Putin estaría reclutando a combatientes palestinos y sirios para luchar en Ucrania
putin ukraine palestinians
Bashar al-Assad and Vladimir Putin.
Vladimir Putin would be recruiting Palestinian refugees in Lebanon and Syrian elite soldiers to fight in Ukraine after a brief military training. The Palestinians would earn about 350 dollars a month (about 329 euros) and about 300 have already completed their training and have been sent to the front.
A journalistic investigation indicates that young Palestinians residing in Lebanon are contacted by activists linked to the Palestinian Embassy. They are looking for Palestinians born after 1969 because they do not have official Lebanese documentation and this makes it easier for them to travel to join the conflict as mercenaries. The Lebanese government also does not have the power to monitor or follow their movements in Ukraine. Most of them come from the largest Palestinian refugee camp in the country, Ein al Jalua, located south of the city of Sidon and are usually affiliated with the Palestinian movement Al Fatá led by Palestinian President Mahmud Abbas, or the Popular Front for Liberation. of Palestine (PFLP).
This recruitment would be known and even coordinated with the Islamist Hezbollah militia party. The pro-Iranian organization itself would be recruiting sympathizers with knowledge of drone management and experts in urban guerrilla warfare. This recruitment is favored by the “miserable” situation in the refugee camps, in the words of the Lebanese researcher Riad Kahwayi: “There are no jobs for young people,” he pointed out.
putin ukraine palestinians
Bashar al-Assad and Vladimir Putin.
Vladimir Putin would be recruiting Palestinian refugees in Lebanon and Syrian elite soldiers to fight in Ukraine after a brief military training. The Palestinians would earn about 350 dollars a month (about 329 euros) and about 300 have already completed their training and have been sent to the front.

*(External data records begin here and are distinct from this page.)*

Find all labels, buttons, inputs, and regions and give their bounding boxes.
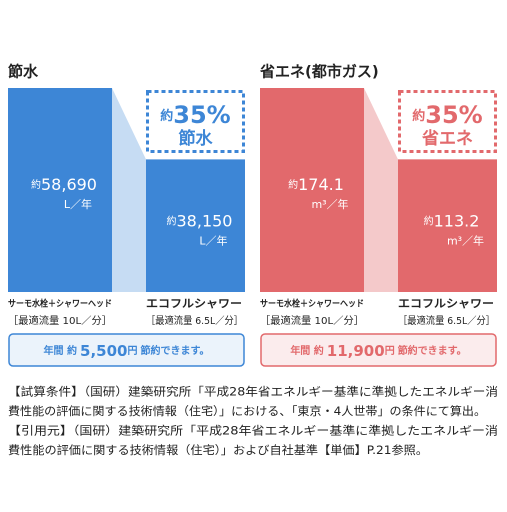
saving-unit: 円 — [385, 345, 395, 357]
chart-title: 節水 — [8, 63, 39, 81]
note-line: 費性能の評価に関する技術情報（住宅）」における、「東京・4人世帯」の条件にて算出… — [8, 404, 486, 418]
saving-unit: 円 — [127, 345, 137, 357]
bar — [146, 159, 245, 292]
note-line: 【引用元】（国研）建築研究所「平成28年省エネルギー基準に準拠したエネルギー消 — [8, 424, 498, 438]
value-label: 約113.2 — [424, 211, 480, 230]
category-label: エコフルシャワー — [398, 297, 494, 310]
value-prefix: 約 — [424, 214, 434, 227]
saving-amount: 11,900 — [327, 342, 385, 360]
saving-after: 節約できます。 — [398, 344, 467, 357]
note-line: 【試算条件】（国研）建築研究所「平成28年省エネルギー基準に準拠したエネルギー消 — [8, 385, 498, 399]
unit-label: L／年 — [199, 233, 227, 247]
saving-before: 年間 約 — [290, 344, 323, 357]
bar — [398, 159, 497, 292]
reduction-text: 節水 — [178, 128, 214, 149]
unit-label: m³／年 — [447, 233, 484, 247]
value-prefix: 約 — [31, 178, 41, 191]
value: 113.2 — [434, 211, 480, 230]
bar — [8, 88, 112, 292]
value-label: 約38,150 — [167, 211, 233, 230]
saving-box — [260, 333, 497, 367]
category-note: ［最適流量 10L／分］ — [260, 314, 364, 327]
chart-title: 省エネ(都市ガス) — [259, 63, 379, 81]
unit-label: L／年 — [64, 197, 92, 211]
reduction-text: 省エネ — [421, 128, 473, 149]
value: 58,690 — [41, 175, 97, 194]
reduction-prefix: 約 — [160, 108, 173, 124]
value-label: 約174.1 — [288, 175, 344, 194]
value-label: 約58,690 — [31, 175, 97, 194]
saving-text: 年間 約 11,900円 節約できます。 — [290, 342, 466, 360]
saving-box — [8, 333, 245, 367]
bar — [260, 88, 364, 292]
connector — [364, 88, 398, 292]
reduction-label: 約35% — [412, 101, 482, 129]
value-prefix: 約 — [288, 178, 298, 191]
value: 174.1 — [298, 175, 344, 194]
note-line: 費性能の評価に関する技術情報（住宅）」および自社基準【単価】P.21参照。 — [8, 443, 428, 457]
unit-label: m³／年 — [311, 197, 348, 211]
saving-text: 年間 約 5,500円 節約できます。 — [44, 342, 210, 360]
value: 38,150 — [177, 211, 233, 230]
reduction-box — [398, 90, 497, 153]
category-note: ［最適流量 6.5L／分］ — [398, 314, 495, 327]
category-note: ［最適流量 10L／分］ — [8, 314, 112, 327]
value-prefix: 約 — [167, 214, 177, 227]
saving-after: 節約できます。 — [140, 344, 209, 357]
reduction-label: 約35% — [160, 101, 230, 129]
reduction-prefix: 約 — [412, 108, 425, 124]
reduction-value: 35% — [425, 101, 482, 129]
saving-amount: 5,500 — [80, 342, 127, 360]
category-label: エコフルシャワー — [146, 297, 242, 310]
category-label: サーモ水栓＋シャワーヘッド — [260, 298, 364, 310]
reduction-value: 35% — [173, 101, 230, 129]
saving-before: 年間 約 — [44, 344, 77, 357]
category-label: サーモ水栓＋シャワーヘッド — [8, 298, 112, 310]
category-note: ［最適流量 6.5L／分］ — [146, 314, 243, 327]
reduction-box — [146, 90, 245, 153]
connector — [112, 88, 146, 292]
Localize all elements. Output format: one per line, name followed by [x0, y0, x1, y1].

A journalistic investigation indicates that young Palestinians residing in Lebanon are contacted by activists linked to the Palestinian Embassy. They are looking for Palestinians born after 1969 because they do not have official Lebanese documentation and this makes it easier for them to travel to join the conflict as mercenaries. The Lebanese government also does not have the power to monitor or follow their movements in Ukraine. Most of them come from the largest Palestinian refugee camp in the country, Ein al Jalua, located south of the city of Sidon and are usually affiliated with the Palestinian movement Al Fatá led by Palestinian President Mahmud Abbas, or the Popular Front for Liberation. of Palestine (PFLP).
This recruitment would be known and even coordinated with the Islamist Hezbollah militia party. The pro-Iranian organization itself would be recruiting sympathizers with knowledge of drone management and experts in urban guerrilla warfare. This recruitment is favored by the “miserable” situation in the refugee camps, in the words of the Lebanese researcher Riad Kahwayi: “There are no jobs for young people,” he pointed out.
As for Syria, the fighters are recruited by the Wagner Group, specialized in operations with mercenaries, at the Russian base of Jmeimim, near Latakia. Syrian Army soldiers are also sent to Ukraine, in particular from the 25th Special Operations Division, made up of soldiers already trained by Russia in the framework of the Syrian civil war and who would receive between 500 and 700 dollars a month.